I recently had a chat with ChatGPT about what web development looked like 25+ years ago and what has changed since then. Back then, I used HTML, CSS, PHP, JavaScript, and also C++ programs executed on the server via CGI. I was curious what it looks like today.
People often say that in IT everything changes - a lot, quickly, and frequently. Surprisingly, quite a lot stays the same, in a way. Regardless of tools, architectures, libraries, frameworks, or hosting platforms, a website is still HTML sent to a browser.
In this post, I show a simple “Hello World” example in five different page-generation models:
- Static HTML - the simplest model
- Server-Side Rendering (SSR) with PHP - the classic approach
- Layered SSR - an application-oriented approach
- Client-Side Rendering (CSR) with an API
- Static Site Generation (SSG)
The first two approaches - static HTML and classic SSR - are what I used 25+ years ago.

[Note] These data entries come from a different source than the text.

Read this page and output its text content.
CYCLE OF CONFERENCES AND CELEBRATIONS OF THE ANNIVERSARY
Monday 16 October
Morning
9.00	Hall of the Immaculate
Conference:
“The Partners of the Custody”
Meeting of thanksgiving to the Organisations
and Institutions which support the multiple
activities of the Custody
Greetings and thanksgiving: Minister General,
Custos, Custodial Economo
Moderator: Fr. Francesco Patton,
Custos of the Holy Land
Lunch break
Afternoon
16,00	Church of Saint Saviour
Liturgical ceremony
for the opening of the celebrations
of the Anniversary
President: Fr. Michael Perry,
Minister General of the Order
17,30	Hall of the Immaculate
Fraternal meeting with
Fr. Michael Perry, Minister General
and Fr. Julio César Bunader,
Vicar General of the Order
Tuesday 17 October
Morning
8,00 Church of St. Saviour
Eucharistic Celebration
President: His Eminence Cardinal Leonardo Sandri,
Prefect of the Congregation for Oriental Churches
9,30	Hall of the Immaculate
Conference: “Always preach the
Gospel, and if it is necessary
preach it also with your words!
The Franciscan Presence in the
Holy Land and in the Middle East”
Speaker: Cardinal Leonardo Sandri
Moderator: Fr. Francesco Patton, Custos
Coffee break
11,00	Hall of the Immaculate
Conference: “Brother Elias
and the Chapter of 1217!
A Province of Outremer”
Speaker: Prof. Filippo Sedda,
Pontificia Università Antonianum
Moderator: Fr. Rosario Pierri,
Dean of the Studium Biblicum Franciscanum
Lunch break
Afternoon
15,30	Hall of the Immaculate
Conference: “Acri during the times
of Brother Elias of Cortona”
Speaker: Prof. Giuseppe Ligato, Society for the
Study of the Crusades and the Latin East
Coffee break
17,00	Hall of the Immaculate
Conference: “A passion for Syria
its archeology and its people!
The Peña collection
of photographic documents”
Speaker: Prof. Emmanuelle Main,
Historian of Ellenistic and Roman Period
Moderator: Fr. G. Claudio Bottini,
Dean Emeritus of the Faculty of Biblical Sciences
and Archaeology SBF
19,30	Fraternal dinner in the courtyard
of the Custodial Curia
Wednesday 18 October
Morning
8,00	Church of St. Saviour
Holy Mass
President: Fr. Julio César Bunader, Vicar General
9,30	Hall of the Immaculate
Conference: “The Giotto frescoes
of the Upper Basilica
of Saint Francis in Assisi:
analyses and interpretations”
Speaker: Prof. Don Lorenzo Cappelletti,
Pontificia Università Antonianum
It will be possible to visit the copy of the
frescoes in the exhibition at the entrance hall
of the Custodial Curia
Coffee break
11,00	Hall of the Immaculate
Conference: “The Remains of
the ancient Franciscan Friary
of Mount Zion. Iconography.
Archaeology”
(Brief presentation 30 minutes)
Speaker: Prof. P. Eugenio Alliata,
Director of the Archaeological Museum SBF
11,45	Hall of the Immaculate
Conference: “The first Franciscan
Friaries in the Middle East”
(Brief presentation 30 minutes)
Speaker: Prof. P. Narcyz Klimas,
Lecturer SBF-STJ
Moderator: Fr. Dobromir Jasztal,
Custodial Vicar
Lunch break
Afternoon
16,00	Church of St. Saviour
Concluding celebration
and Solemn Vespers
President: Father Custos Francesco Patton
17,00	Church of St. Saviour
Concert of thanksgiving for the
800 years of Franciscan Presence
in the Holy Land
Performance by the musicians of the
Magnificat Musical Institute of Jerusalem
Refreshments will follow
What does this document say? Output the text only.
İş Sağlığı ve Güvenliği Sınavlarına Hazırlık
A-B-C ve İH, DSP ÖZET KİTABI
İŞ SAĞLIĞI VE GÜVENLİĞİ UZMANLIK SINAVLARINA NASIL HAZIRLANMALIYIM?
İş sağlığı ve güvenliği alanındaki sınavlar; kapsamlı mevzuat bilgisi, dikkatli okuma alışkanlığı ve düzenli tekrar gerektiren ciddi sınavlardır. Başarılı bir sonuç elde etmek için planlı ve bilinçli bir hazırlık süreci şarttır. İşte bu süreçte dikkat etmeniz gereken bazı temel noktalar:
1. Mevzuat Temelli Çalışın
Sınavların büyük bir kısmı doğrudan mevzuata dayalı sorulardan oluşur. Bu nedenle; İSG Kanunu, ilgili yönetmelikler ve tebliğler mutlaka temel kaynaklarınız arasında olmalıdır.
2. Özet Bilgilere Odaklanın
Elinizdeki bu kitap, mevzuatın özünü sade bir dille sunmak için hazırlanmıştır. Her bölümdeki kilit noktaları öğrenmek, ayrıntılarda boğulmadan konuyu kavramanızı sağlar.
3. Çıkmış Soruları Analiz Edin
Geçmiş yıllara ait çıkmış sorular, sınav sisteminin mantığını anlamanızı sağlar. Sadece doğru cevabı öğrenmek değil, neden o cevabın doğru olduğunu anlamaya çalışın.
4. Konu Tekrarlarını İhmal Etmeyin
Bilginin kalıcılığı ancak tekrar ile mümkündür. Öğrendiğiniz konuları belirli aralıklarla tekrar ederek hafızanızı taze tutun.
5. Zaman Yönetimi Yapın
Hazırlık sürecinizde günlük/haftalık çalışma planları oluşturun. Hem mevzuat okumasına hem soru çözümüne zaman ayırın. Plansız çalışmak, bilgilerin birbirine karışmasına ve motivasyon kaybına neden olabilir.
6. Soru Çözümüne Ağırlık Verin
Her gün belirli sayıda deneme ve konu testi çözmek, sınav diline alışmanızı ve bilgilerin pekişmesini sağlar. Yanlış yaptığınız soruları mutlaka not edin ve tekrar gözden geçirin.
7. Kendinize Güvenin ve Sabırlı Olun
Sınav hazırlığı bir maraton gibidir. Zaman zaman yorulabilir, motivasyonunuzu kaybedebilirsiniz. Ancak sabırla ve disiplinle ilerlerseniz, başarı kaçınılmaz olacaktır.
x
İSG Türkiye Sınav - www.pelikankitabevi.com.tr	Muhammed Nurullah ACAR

This blog runs in the last model - static SSG - and is largely automated.
Setting it up required understanding the same fundamentals I was using 25+ years ago.
And yet, the foundation remains the same.
Model 1: Static HTML - the Simplest Model
This is how I did it 25+ years ago.
It is the simplest possible form of a website. The server executes no code - it simply serves a static HTML file. The browser downloads the ready-made HTML file and renders it.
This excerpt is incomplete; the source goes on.